Hosted by Jenny Lindsay of Rally & Broad, the Scottish Book Trust’s New Writer Showcase is the opportunity for 2014’s winners to show what they’ve been working on, reading snippets of their books to collections of their poetry. You can also download an eBook with extended versions of work by those from the night’s event.
This has ended up being a cobbled together piece from notes at the end of each part of the night, but know that all the writers are ridiculously talented, so definitely check out the eBook at the very least to check out their work!
Gail Honeyman‘s Eleanor Oliphant turns to an evening after an average romantic encounter, detailing the smallest of details from the ankle length nightgown reminiscent of childhood sweets, to the magic of Jane Eyre, being able to open at any page and jump right into the story. In the small space, you still get a good feel for the character, such is the ease of her style, as well as being both dark and funny.
Jonathan Durie‘s poems show the brilliance of live poetry, bringing his rhythmic telling to the diverse mix of topics. It’s these settings, in the performance, when you can really appreciate poetry, seeing how the author intends it to be read, and this collection proves very entertaining.
Lindsay McKrell‘s Lily Wicked feels similar (although, from such a short extract, who can be sure!) to Lemony Snicket’s work, but has some real powerful lines as Lily’s mother is wooed by a strange man. She knew her enemy and, “Little girls can be as dangerous as charming men.”
Orla Broderick‘s tale of a young girl at Catholic school who’s being spoken to about periods, The January Flower, is one of the surprises of the evening, a hysterical and frank handling of the topic, with the added ‘only your husband can stick things in there’ argument against Tampax from a Sister.
Martin MacInnes‘ story is slow and touching, using salt as a key theme as one that can preserve but can also decay. A very well crafted piece of work, and definitely indicative of his style as you read the his excerpt in the eBook. Calum MacLeoid‘s work in Gaelic was prefaced by a short synopsis: character is collecting bottles when he stumbles across a corpse. The reading is animated, and though I don’t speak Gaelic I do appreciate the fact I heard Taking Back Sunday mentioned!
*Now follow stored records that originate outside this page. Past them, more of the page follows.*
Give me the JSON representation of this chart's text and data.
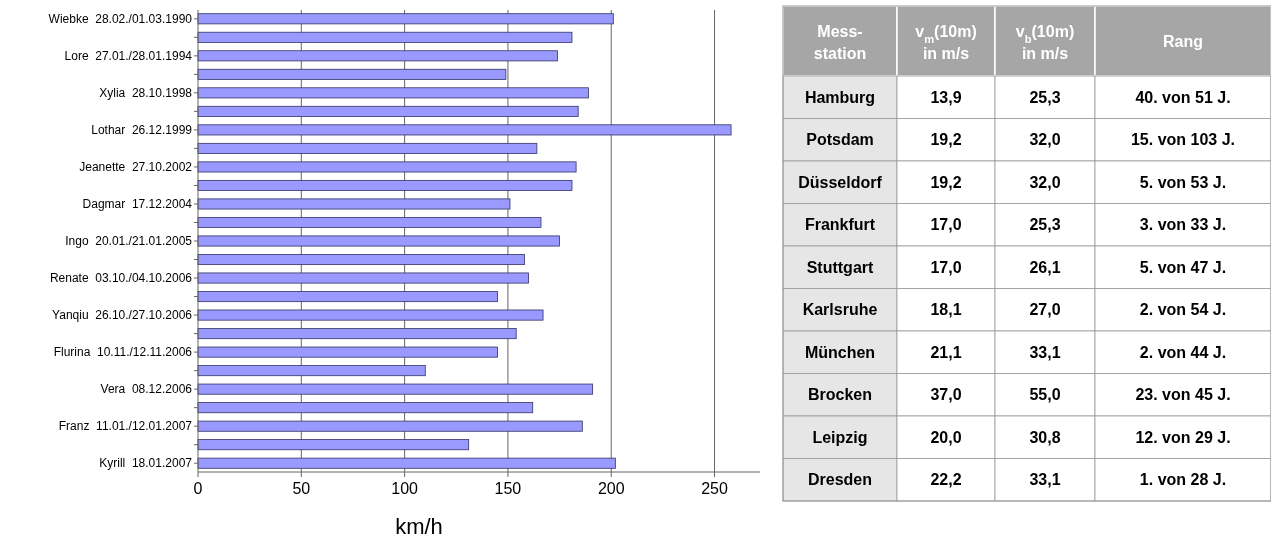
{
  "chart_data": [
    {
      "type": "bar",
      "orientation": "horizontal",
      "categories": [
        "Wiebke  28.02./01.03.1990",
        null,
        "Lore  27.01./28.01.1994",
        null,
        "Xylia  28.10.1998",
        null,
        "Lothar  26.12.1999",
        null,
        "Jeanette  27.10.2002",
        null,
        "Dagmar  17.12.2004",
        null,
        "Ingo  20.01./21.01.2005",
        null,
        "Renate  03.10./04.10.2006",
        null,
        "Yanqiu  26.10./27.10.2006",
        null,
        "Flurina  10.11./12.11.2006",
        null,
        "Vera  08.12.2006",
        null,
        "Franz  11.01./12.01.2007",
        null,
        "Kyrill  18.01.2007"
      ],
      "values": [
        201,
        181,
        174,
        149,
        189,
        184,
        258,
        164,
        183,
        181,
        151,
        166,
        175,
        158,
        160,
        145,
        167,
        154,
        145,
        110,
        191,
        162,
        186,
        131,
        202
      ],
      "color": "#9999ff",
      "xlim": [
        0,
        272
      ],
      "xticks": [
        0,
        50,
        100,
        150,
        200,
        250
      ],
      "grid": "x",
      "xlabel": "km/h"
    },
    {
      "type": "other",
      "ylabel": "Mess-station",
      "categories": [
        "v$_{m}$(10m) in m/s",
        "v$_{b}$(10m) in m/s",
        "Rang"
      ],
      "y_categories": [
        "Hamburg",
        "Potsdam",
        "Düsseldorf",
        "Frankfurt",
        "Stuttgart",
        "Karlsruhe",
        "München",
        "Brocken",
        "Leipzig",
        "Dresden"
      ],
      "cell_labels": [
        [
          "13,9",
          "25,3",
          "40. von 51 J."
        ],
        [
          "19,2",
          "32,0",
          "15. von 103 J."
        ],
        [
          "19,2",
          "32,0",
          "5. von 53 J."
        ],
        [
          "17,0",
          "25,3",
          "3. von 33 J."
        ],
        [
          "17,0",
          "26,1",
          "5. von 47 J."
        ],
        [
          "18,1",
          "27,0",
          "2. von 54 J."
        ],
        [
          "21,1",
          "33,1",
          "2. von 44 J."
        ],
        [
          "37,0",
          "55,0",
          "23. von 45 J."
        ],
        [
          "20,0",
          "30,8",
          "12. von 29 J."
        ],
        [
          "22,2",
          "33,1",
          "1. von 28 J."
        ]
      ]
    }
  ]
}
Alison Gray‘s reading takes places on a train in Japan, and in that short time the sheer knowledge and research of the area is clear. It feels authentic, but remains a really funny, snappy piece. Em Strang‘s poetry trio of poetry is varied and entertaining, another reinforcement to the difference in seeing poetry live vs. on the page.
Phil Murnin‘s Scots submission nails the dialect as he recalls how ‘Kenny Boyle is your fault’, how the new boyfriend came into the character’s mother’s life. ‘Post the Jammy Dodgers and fuck off. Love Mum’. Steaphan MacRisnidh is the second Gaelic reader of the evening, detailing a story of a boy who pinched some money from the church collection and wanted to return it.
Bridget Khursheed‘s poetry is really fantastic; the way in which she approaches describing the colour of snow is so well conceived that it’s beyond the skill of many. Juliette Forrest‘s story Twister, in which a young girl is introducing herself on her first day of a new school, is almost lyrical in its approach, told in a mid-western drawl that manages to use childlike language to describe stuff wtihout feeling childish.
Ann MacKinnon‘s collection of poems are all in Scots and with the theme of coming home, all snappy and able to raise a smile. Malachy Tallack‘s snippet from travelogue Sixty Degrees North (published July 2015 – Polygon) details an encounter with a bear and how to avoid being dead over playing dead. It’s on point and witty, bringing a real sense of humour to the end of the evening. “Pepper spray is pretty much the last resort when faced with a brown bear.”
These little snippets evidently do very little justice to an evening of incredible talent.